Here's a possible implementation for it for your case. (There are different ways to keep track of already used numbers. I'll just use an array of flags, assuming that N is not exceedingly large)

#define M 10
#define N 100    

unsigned char is_used[N] = { 0 }; /* flags */
int in, im;

im = 0;

for (in = N - M; in < N && im < M; ++in) {
  int r = rand() % (in + 1);
  if (is_used[r])
    r = in; /* use 'in' instead of generated number */

  assert(!is_used[r]);
  vektor[im++] = r + 1; /* +1 since your range begins from 1 */
  is_used[r] = 1;
}

assert(im == M);

Why the above works is not immediately obvious. But it works. Exactly M numbers from [1..N] range will be picked with uniform distribution.

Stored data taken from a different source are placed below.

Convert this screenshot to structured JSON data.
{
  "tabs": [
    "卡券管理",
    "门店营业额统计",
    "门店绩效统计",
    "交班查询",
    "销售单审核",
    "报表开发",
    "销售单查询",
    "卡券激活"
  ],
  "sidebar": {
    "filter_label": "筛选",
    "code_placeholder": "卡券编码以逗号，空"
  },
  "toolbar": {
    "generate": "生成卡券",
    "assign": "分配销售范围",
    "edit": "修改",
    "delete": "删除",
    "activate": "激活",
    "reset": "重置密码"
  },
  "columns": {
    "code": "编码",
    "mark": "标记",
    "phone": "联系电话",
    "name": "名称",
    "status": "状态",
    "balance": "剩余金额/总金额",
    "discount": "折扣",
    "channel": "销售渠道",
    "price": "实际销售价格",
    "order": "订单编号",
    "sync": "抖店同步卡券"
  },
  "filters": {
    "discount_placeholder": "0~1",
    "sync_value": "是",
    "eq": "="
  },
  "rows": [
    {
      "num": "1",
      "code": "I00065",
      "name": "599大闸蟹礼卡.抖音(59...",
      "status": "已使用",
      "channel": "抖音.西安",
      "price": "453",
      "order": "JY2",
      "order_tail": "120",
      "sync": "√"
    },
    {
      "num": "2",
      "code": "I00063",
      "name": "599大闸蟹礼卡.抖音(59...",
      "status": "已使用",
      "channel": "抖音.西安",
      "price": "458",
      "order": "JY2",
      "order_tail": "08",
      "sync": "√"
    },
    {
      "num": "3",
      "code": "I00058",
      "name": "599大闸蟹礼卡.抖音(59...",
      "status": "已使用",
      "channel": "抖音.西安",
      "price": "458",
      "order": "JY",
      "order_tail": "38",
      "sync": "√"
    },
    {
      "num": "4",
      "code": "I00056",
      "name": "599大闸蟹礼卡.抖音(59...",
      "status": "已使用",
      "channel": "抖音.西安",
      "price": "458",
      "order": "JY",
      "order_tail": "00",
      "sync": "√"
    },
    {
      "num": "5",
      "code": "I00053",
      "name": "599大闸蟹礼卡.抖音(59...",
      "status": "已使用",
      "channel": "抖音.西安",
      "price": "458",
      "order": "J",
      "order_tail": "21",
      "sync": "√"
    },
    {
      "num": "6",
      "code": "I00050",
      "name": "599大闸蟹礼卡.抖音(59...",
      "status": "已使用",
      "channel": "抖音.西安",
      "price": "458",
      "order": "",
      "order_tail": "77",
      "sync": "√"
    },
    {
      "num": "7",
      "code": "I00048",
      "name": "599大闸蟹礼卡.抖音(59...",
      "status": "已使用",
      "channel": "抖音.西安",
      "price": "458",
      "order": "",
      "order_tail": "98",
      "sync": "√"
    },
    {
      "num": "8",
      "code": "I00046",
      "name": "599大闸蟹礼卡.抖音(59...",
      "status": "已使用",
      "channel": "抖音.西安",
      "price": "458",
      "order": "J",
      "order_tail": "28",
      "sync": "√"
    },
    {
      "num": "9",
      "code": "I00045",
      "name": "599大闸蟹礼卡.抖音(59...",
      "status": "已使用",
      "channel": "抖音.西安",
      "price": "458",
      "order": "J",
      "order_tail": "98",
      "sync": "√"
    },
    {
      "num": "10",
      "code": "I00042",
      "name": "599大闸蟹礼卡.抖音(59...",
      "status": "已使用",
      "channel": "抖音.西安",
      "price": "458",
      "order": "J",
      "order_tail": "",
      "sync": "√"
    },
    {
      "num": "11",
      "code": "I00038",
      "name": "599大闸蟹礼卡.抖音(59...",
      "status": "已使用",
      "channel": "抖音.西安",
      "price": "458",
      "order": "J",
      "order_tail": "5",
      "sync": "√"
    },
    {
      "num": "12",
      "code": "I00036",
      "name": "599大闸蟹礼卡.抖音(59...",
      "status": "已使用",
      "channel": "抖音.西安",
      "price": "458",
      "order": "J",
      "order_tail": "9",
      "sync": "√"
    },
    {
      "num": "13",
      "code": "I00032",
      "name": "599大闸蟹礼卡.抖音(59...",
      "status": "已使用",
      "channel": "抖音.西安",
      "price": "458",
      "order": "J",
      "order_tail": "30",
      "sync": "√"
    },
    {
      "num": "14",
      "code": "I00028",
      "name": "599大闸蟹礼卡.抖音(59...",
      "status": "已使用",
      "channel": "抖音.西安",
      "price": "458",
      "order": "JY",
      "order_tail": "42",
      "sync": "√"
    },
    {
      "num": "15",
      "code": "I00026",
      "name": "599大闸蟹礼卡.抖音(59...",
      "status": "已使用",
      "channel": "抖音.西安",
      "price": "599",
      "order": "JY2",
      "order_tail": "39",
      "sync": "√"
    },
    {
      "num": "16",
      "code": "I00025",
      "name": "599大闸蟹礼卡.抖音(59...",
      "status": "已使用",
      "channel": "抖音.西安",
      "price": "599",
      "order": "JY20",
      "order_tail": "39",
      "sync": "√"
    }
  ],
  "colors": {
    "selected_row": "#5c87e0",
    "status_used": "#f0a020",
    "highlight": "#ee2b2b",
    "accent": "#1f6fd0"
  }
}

Note, that for large N you can use a search-based structure to store "used" numbers, thus getting a nice O(M log M) algorithm with O(M) memory requirement.

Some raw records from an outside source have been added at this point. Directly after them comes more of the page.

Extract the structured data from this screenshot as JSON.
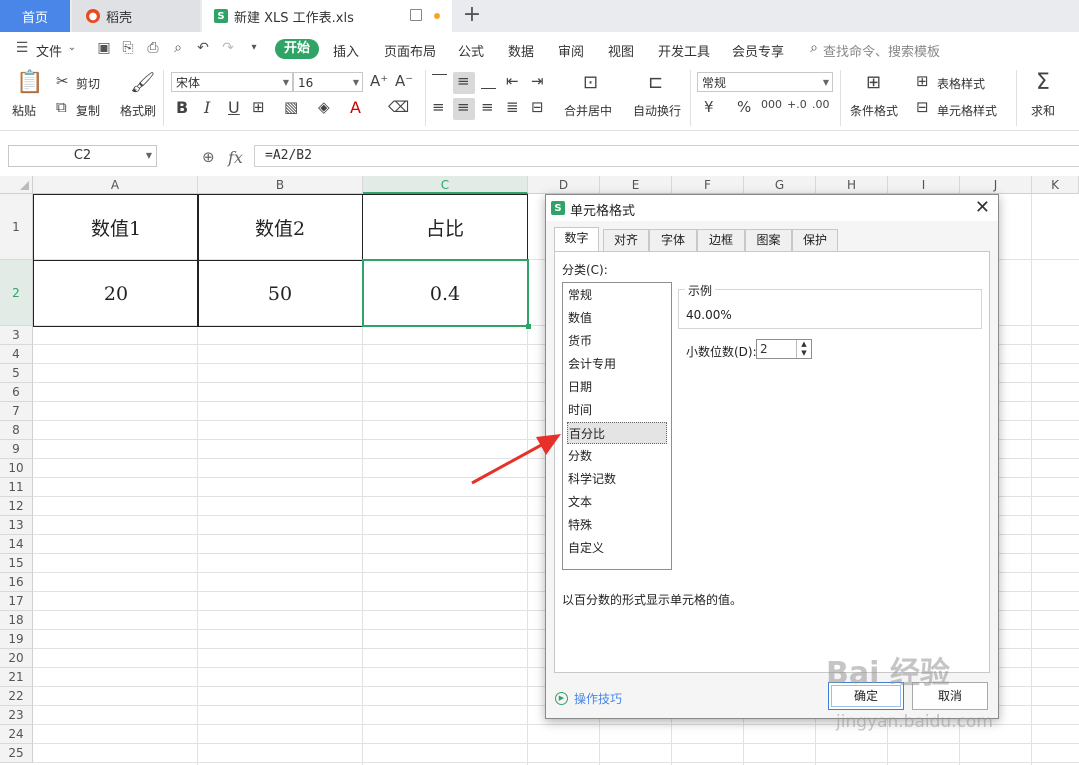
{
  "tabs": {
    "home": "首页",
    "daoke": "稻壳",
    "doc": "新建 XLS 工作表.xls",
    "add": "+"
  },
  "menu": {
    "file": "文件",
    "start": "开始",
    "insert": "插入",
    "layout": "页面布局",
    "formula": "公式",
    "data": "数据",
    "review": "审阅",
    "view": "视图",
    "dev": "开发工具",
    "vip": "会员专享",
    "search": "查找命令、搜索模板"
  },
  "ribbon": {
    "paste": "粘贴",
    "cut": "剪切",
    "copy": "复制",
    "format_painter": "格式刷",
    "font_name": "宋体",
    "font_size": "16",
    "number_format": "常规",
    "merge_center": "合并居中",
    "wrap": "自动换行",
    "cond_format": "条件格式",
    "table_style": "表格样式",
    "cell_style": "单元格样式",
    "sum": "求和",
    "bold": "B",
    "italic": "I",
    "underline": "U",
    "font_color": "A",
    "yen": "¥",
    "percent": "%"
  },
  "formula_bar": {
    "cell_ref": "C2",
    "fx": "fx",
    "formula": "=A2/B2"
  },
  "sheet": {
    "columns": [
      "A",
      "B",
      "C",
      "D",
      "E",
      "F",
      "G",
      "H",
      "I",
      "J",
      "K"
    ],
    "rows": [
      "1",
      "2",
      "3",
      "4",
      "5",
      "6",
      "7",
      "8",
      "9",
      "10",
      "11",
      "12",
      "13",
      "14",
      "15",
      "16",
      "17",
      "18",
      "19",
      "20",
      "21",
      "22",
      "23",
      "24",
      "25"
    ],
    "cells": {
      "A1": "数值1",
      "B1": "数值2",
      "C1": "占比",
      "A2": "20",
      "B2": "50",
      "C2": "0.4"
    }
  },
  "dialog": {
    "title": "单元格格式",
    "close": "✕",
    "tabs": [
      "数字",
      "对齐",
      "字体",
      "边框",
      "图案",
      "保护"
    ],
    "category_label": "分类(C):",
    "categories": [
      "常规",
      "数值",
      "货币",
      "会计专用",
      "日期",
      "时间",
      "百分比",
      "分数",
      "科学记数",
      "文本",
      "特殊",
      "自定义"
    ],
    "selected_category": "百分比",
    "sample_label": "示例",
    "sample_value": "40.00%",
    "decimal_label": "小数位数(D):",
    "decimal_value": "2",
    "description": "以百分数的形式显示单元格的值。",
    "tips": "操作技巧",
    "ok": "确定",
    "cancel": "取消"
  },
  "watermark": {
    "brand": "Bai 经验",
    "url": "jingyan.baidu.com"
  },
  "colors": {
    "accent_green": "#2fa466",
    "home_tab_blue": "#4a86e8",
    "arrow_red": "#e8302a"
  }
}
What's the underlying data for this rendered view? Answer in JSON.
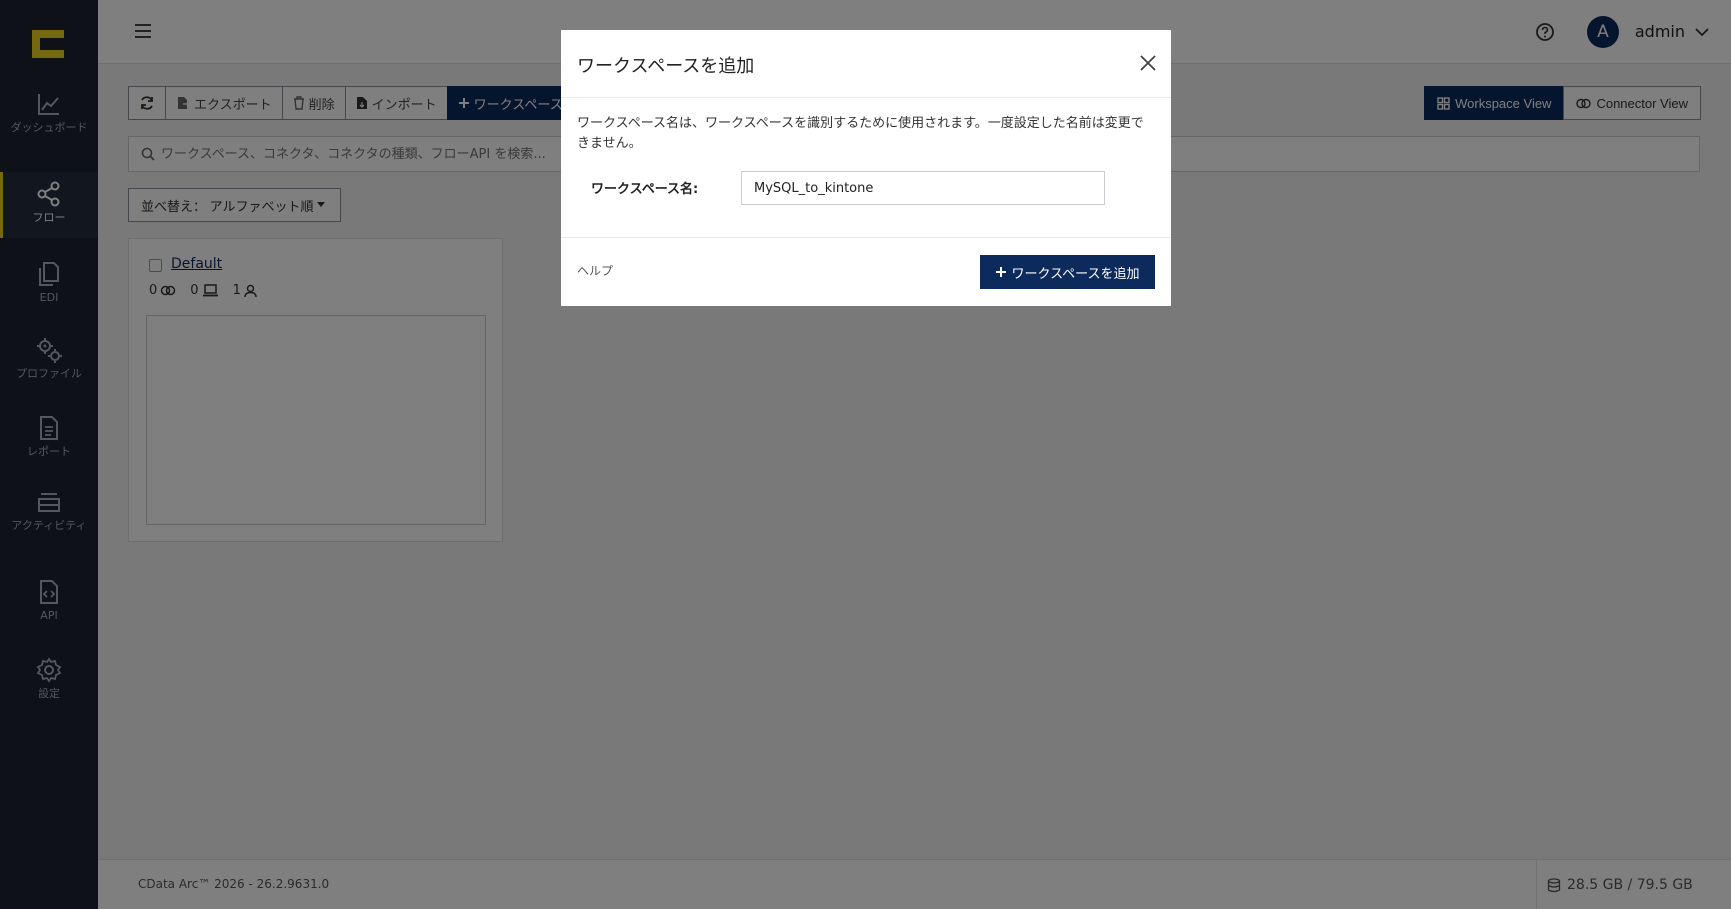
{
  "sidebar": {
    "items": [
      {
        "label": "ダッシュボード",
        "icon": "chart-line-icon"
      },
      {
        "label": "フロー",
        "icon": "share-nodes-icon"
      },
      {
        "label": "EDI",
        "icon": "documents-icon"
      },
      {
        "label": "プロファイル",
        "icon": "gears-icon"
      },
      {
        "label": "レポート",
        "icon": "file-text-icon"
      },
      {
        "label": "アクティビティ",
        "icon": "layers-icon"
      },
      {
        "label": "API",
        "icon": "file-code-icon"
      },
      {
        "label": "設定",
        "icon": "gear-icon"
      }
    ],
    "active": "フロー"
  },
  "header": {
    "user": "admin",
    "avatar_letter": "A"
  },
  "toolbar": {
    "export": "エクスポート",
    "delete": "削除",
    "import": "インポート",
    "add_workspace": "ワークスペースを追加"
  },
  "views": {
    "workspace": "Workspace View",
    "connector": "Connector View"
  },
  "search": {
    "placeholder": "ワークスペース、コネクタ、コネクタの種類、フローAPI を検索..."
  },
  "sort": {
    "label": "並べ替え： アルファベット順"
  },
  "workspace_card": {
    "name": "Default",
    "connectors": "0",
    "flows": "0",
    "users": "1"
  },
  "footer": {
    "version": "CData Arc™ 2026 - 26.2.9631.0",
    "disk": "28.5 GB / 79.5 GB"
  },
  "modal": {
    "title": "ワークスペースを追加",
    "description": "ワークスペース名は、ワークスペースを識別するために使用されます。一度設定した名前は変更できません。",
    "field_label": "ワークスペース名:",
    "field_value": "MySQL_to_kintone",
    "help": "ヘルプ",
    "submit": "ワークスペースを追加"
  },
  "colors": {
    "accent": "#0d2a5c",
    "sidebar": "#1c2230",
    "logo": "#e8d21d"
  }
}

(There's one thing about this algorithm though: while the resultant array will not be ordered, a certain "influence" of the original 1..N ordering will still be present in the result. For example, it is obvious that number N, if selected, can only be the very last member of the resultant array. If this "hint" of ordering is not acceptable, the resultant vektor array can be random-shuffled, just like in the Khuth algorithm).

---

Note the very critical point observed in the design of these two algoritms: they never loop, trying to find a new unused random number. Any algorithm that makes "trial and error" iterations with random numbers is flawed from practical point of view. Also, the memory consumption of these algorithms is tied to M, not to N

To the OP I would recommend the Floyd's algorithm, since in his application M seems to be considerably less than N and that it doesn't (or may not) require an extra pass for permutation. However, for such small values of N the difference might be negligible.

Answer 8

Simply generating random numbers and seeing whether they are OK is a poor way to solve this problem in general. This approach takes all the possible values, shuffles them and then takes the top ten. This is directly analogous to shuffling a deck of cards and dealing off the top.

#include <stdio.h>
#include <stdlib.h>
#include <time.h>

#define randrange(N) rand() / (RAND_MAX/(N) + 1)

#define MAX 100        /* Values will be in the range (1 .. MAX) */
static int vektor[10];
int candidates[MAX];

int main (void) {
  int i;

  srand(time(NULL));   /* Seed the random number generator. */

  for (i=0; i<MAX; i++)
    candidates[i] = i;

  for (i = 0; i < MAX-1; i++) {
    int c = randrange(MAX-i);
    int t = candidates[i];
    candidates[i] = candidates[i+c];
    candidates[i+c] = t;
  }

  for (i=0; i<10; i++)
    vektor[i] = candidates[i] + 1;

  for (i=0; i<10; i++)
    printf("%i\n", vektor[i]);

  return 0;
}

For more information, see comp.lang.c FAQ list question 13.19 for shuffling and question 13.16 about generating random numbers.

Answer 9

Generate first and second digits separately. Shuffle them later if required. (syntax from memory)

int vektor[10];

int i = 0;
while(i < 10) {
    int j = rand() % 10;
    if (vektor[j] == 0) { vektor[j] = rand() % 10 + j * 10; i ++;}
}

However, the numbers will be nearly apart by n, 0 < n < 10.

Or else, you need to keep the numbers sorted (O(n log n)), so that newly generated can be quickly checked for presence (O(log n)).